Итак, нашей малютке предстояло стать артисткой. Увы! впоследствии мне не раз пришлось пожалеть об этом решении, и я готов был предпочесть, чтобы дочь моя умерла, так и не выйдя на подмостки, чем ослепила бы своей поразительной красотой всех, кто ее увидел в свете огней театральной рампы.
По просьбе моей возлюбленной супруги я начал обучение малышки Баб театральному искусству с самых младых лет. Ей было, наверное, не более восьми, когда я в присутствии матери дал ей первый урок. О, я прекрасно помню, как это было! Под моим руководством она целую неделю репетировала маленькие сценки, а затем я назначил день, когда она должна была сыграть перед нами всю пьесу.

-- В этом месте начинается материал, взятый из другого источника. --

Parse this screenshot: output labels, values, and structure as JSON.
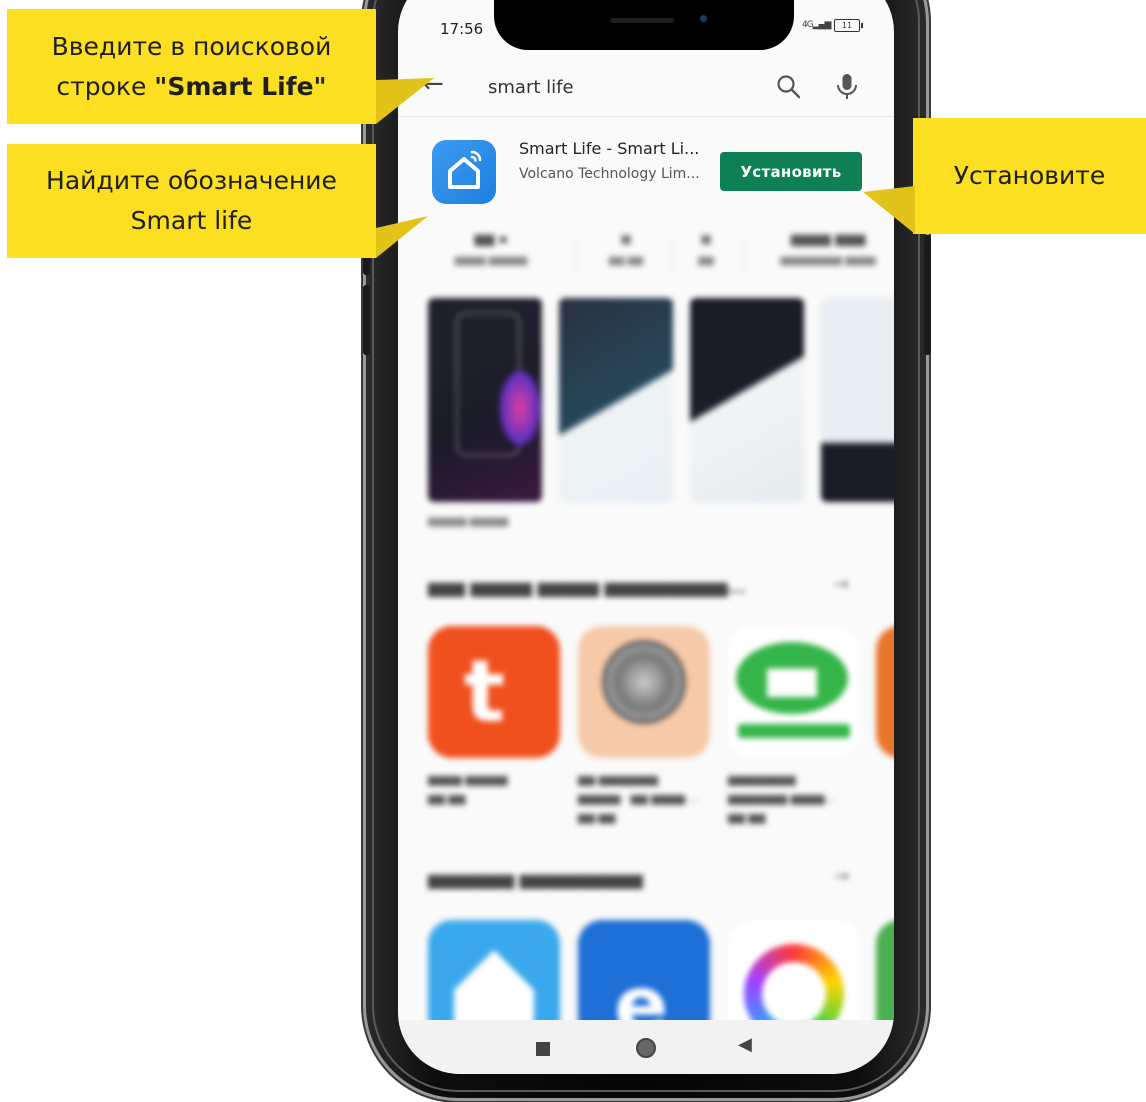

В ее годы мы, разумеется, не ждали увидеть ничего выдающегося. То была всего-навсего небольшая проба, просто с целью выяснить, есть ли у ребенка природный дар к сцене. Я с тщанием выбрал небольшую пьеску со множеством положений и ситуаций. Патетика, гнев, печаль — все чувства были тонко выражены в роли, которую я назначил нашей малютке.

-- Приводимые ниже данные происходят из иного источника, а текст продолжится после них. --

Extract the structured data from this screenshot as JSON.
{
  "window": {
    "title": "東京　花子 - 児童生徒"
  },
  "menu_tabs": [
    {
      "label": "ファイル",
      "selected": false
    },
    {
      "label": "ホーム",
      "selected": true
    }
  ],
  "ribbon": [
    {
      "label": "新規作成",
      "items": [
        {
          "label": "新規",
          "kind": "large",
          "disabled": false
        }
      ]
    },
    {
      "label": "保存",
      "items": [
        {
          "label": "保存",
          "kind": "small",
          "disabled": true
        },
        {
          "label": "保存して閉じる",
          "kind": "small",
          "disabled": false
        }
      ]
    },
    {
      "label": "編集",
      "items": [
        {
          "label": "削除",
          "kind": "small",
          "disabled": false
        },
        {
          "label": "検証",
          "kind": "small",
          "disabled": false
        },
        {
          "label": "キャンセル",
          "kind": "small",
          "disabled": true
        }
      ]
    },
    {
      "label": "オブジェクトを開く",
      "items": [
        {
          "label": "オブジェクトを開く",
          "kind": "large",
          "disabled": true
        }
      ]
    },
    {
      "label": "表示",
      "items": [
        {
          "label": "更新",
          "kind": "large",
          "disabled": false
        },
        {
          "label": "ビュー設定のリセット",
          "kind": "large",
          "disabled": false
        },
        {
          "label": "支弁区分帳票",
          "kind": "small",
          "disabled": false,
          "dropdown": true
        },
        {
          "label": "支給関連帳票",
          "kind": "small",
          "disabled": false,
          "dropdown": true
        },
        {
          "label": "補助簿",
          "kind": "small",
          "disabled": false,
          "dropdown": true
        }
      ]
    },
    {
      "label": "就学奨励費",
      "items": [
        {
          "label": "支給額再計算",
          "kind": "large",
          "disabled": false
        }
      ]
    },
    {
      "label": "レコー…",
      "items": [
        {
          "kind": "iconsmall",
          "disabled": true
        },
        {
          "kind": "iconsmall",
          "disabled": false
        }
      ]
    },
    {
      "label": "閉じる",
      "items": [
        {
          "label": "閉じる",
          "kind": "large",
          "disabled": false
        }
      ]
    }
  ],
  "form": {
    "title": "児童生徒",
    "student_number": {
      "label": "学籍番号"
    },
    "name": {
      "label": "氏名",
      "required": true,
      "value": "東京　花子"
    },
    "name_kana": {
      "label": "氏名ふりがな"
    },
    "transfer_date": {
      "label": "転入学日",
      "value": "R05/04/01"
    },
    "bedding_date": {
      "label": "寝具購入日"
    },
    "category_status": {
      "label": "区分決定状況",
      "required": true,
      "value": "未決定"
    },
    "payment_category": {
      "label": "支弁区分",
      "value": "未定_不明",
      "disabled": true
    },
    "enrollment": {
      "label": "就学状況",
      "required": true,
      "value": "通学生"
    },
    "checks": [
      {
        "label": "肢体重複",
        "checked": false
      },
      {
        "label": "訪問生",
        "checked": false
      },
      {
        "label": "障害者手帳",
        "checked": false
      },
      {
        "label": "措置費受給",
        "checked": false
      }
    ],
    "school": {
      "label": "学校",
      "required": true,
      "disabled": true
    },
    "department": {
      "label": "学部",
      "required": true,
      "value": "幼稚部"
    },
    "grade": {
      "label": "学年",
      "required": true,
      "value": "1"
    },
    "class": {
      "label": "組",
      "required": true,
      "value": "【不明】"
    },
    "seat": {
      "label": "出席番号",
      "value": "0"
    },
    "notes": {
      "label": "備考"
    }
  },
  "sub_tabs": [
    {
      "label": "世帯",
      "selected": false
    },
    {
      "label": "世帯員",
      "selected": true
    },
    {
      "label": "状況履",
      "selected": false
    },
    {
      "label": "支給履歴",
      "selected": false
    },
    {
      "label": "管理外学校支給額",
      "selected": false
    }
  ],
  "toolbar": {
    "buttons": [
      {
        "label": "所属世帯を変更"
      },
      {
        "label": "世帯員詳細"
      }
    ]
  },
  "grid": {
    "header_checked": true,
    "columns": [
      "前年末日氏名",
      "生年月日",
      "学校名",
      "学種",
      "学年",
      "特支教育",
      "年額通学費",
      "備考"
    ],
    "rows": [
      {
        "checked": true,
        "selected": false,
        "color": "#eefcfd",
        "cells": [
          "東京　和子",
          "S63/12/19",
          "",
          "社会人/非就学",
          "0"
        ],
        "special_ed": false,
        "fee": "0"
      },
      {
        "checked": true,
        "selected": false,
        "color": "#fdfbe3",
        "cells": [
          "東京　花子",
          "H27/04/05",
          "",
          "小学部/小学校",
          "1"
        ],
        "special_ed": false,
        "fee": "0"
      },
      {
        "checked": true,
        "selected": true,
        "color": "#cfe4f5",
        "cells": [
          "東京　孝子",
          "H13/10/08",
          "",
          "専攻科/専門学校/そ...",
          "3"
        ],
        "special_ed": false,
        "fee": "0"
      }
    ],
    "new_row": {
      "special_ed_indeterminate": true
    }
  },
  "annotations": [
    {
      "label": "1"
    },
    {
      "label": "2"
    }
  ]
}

В пьесе значилось всего лишь две роли: я начал играть свою и со смешанным чувством ждал дебюта дитя-артистки. Глядя на Грейс, сидящую в другом конце комнаты, я не мог сдержать улыбки удовлетворения, заметив в ее чертах возбуждение, придавшее щекам оттенок, какой я так давно не видел на ее бледном и бескровном лице.
Миниатюрный спектакль блестяще начался и завершился полным триумфом нашей маленькой актрисы. То, что она оказалась куда более способной, чем бывает в ее годы, у нас более не вызывало сомнений. Ее дар перевоплощения был столь явен, умение направлять голос столь бесспорно, что пришлось увериться: она унаследовала свое искусство от матери.
— У нее есть дар, и она будет очень красива.
Вот что сказала Грейс, когда наша малышка, положив свою бедную усталую головку на подушку, заснула крепким сном.
Прошло еще два года, не отмеченных особенными событиями, а затем наступил величайший перелом во всей моей жизни.
Бремя ответственности и упорный труд постепенно позволили мне достичь высот в моем ремесле. Об актере Джеффри Хите начали говорить гораздо более прежнего. Я долго дожидался подходящей возможности сделать "свой прорыв" в большое искусство, в которое был столь страстно влюблен. И вот эта возможность представилась — совершенно внезапно и непредвиденно, как это часто и бывает. Я только что заключил долгосрочный контракт с одним лондонским импресарио, и через пару дней мне предстояло уехать с его труппой на гастроли в провинцию.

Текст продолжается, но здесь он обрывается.